Untuk mengendalikan hal tersebut, prinsip pembangunan berkelanjutan perlu direvitalisasi. Karena pembangunan berkelanjutan tidak hanya berkonsentrasi pada perlindungan lingkungan. Tetapi juga menyangkut pembangunan ekonomi dan pembangunan sosial. Di sini yang perlu dipertegas adalah salah satu faktor yang harus dihadapi untuk mencapai pembangunan berkelanjutan adalah bagaimana memperbaiki kehancuran lingkungan tanpa mengorbankan kebutuhan pembangunan ekonomi dan keadilan sosial.

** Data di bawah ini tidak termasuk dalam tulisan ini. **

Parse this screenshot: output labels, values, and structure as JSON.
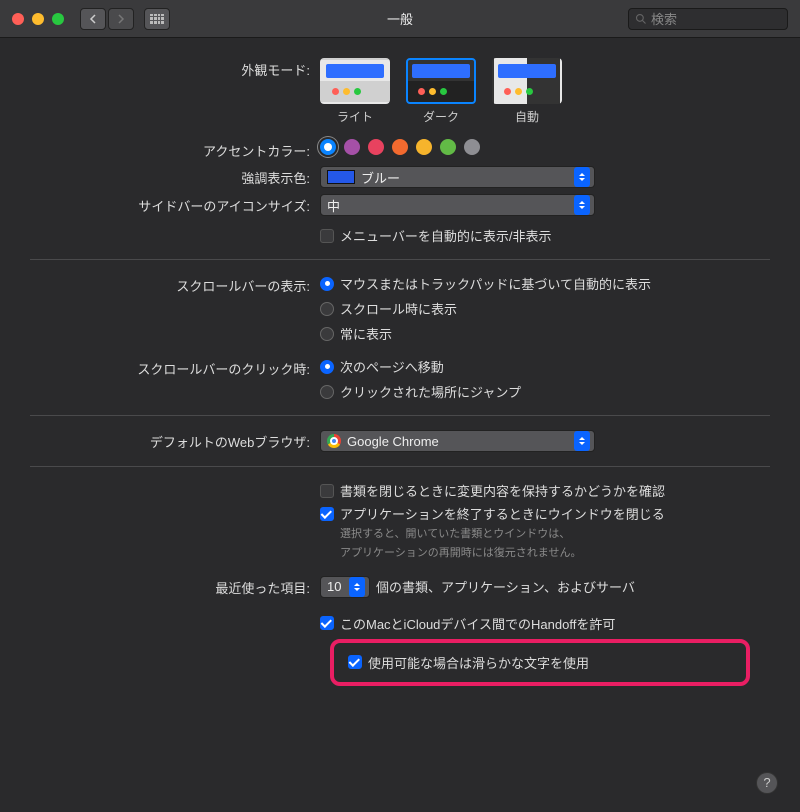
{
  "window": {
    "title": "一般"
  },
  "search": {
    "placeholder": "検索"
  },
  "labels": {
    "appearance": "外観モード:",
    "accent": "アクセントカラー:",
    "highlight": "強調表示色:",
    "sidebarIcon": "サイドバーのアイコンサイズ:",
    "scrollShow": "スクロールバーの表示:",
    "scrollClick": "スクロールバーのクリック時:",
    "browser": "デフォルトのWebブラウザ:",
    "recent": "最近使った項目:"
  },
  "appearance": {
    "options": [
      {
        "key": "light",
        "label": "ライト",
        "selected": false
      },
      {
        "key": "dark",
        "label": "ダーク",
        "selected": true
      },
      {
        "key": "auto",
        "label": "自動",
        "selected": false
      }
    ]
  },
  "accent": {
    "colors": [
      "#0a84ff",
      "#a550a7",
      "#e8425f",
      "#f36a2f",
      "#f6b42c",
      "#62ba46",
      "#8e8e93"
    ],
    "selectedIndex": 0
  },
  "highlight": {
    "value": "ブルー"
  },
  "sidebarIcon": {
    "value": "中"
  },
  "menubarAutoHide": {
    "checked": false,
    "label": "メニューバーを自動的に表示/非表示"
  },
  "scrollShow": {
    "options": [
      "マウスまたはトラックパッドに基づいて自動的に表示",
      "スクロール時に表示",
      "常に表示"
    ],
    "selectedIndex": 0
  },
  "scrollClick": {
    "options": [
      "次のページへ移動",
      "クリックされた場所にジャンプ"
    ],
    "selectedIndex": 0
  },
  "browser": {
    "value": "Google Chrome"
  },
  "docOptions": {
    "askChanges": {
      "checked": false,
      "label": "書類を閉じるときに変更内容を保持するかどうかを確認"
    },
    "closeWindows": {
      "checked": true,
      "label": "アプリケーションを終了するときにウインドウを閉じる"
    },
    "hint1": "選択すると、開いていた書類とウインドウは、",
    "hint2": "アプリケーションの再開時には復元されません。"
  },
  "recent": {
    "value": "10",
    "suffix": "個の書類、アプリケーション、およびサーバ"
  },
  "handoff": {
    "checked": true,
    "label": "このMacとiCloudデバイス間でのHandoffを許可"
  },
  "fontSmoothing": {
    "checked": true,
    "label": "使用可能な場合は滑らかな文字を使用"
  },
  "help": "?"
}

Secara garis besar prinsip yang perlu dikomunikasikan tersebut antara lain sikap hormat terhadap alam, tanggung jawab untuk menjaga alam semesta beserta isinya, solidaritas kosmis untuk mengontrol perilaku manusia terhadap alam, kasih sayang dan kepedulian terhadap alam, tidak melakukan tindakan yang merugikan eksistensi makhluk hidup lain, hidup sederhana dan selaras dengan alam, adil dalam menentukan kebijakan lingkungan dan pemanfaatan sumber daya, demokratis dalam memandang keanekaragaman dan pluralitas terhadap alam, dan pentingnya integritas moral pejabat publik untuk menjaga lingkungan hidup. Dari prinsip tersebut kemudian bisa dijelaskan bagaimana peran komunikasi dalam pemberdayaan lingkungan : (1) Pemanfaatan proses komunikasi, (2) Pemanfaatan produk media, (3) Mendukung pembuatan kebijakan lingkungan, (4) Mendorong partisipasi masyarakat dalam pemberdayaan lingkungan, (5) Membantu pelaksanaan program kegiatan pemberdayaan lingkungan, (6) Mengarah pada kesinambungan fungsi lingkungan hidup.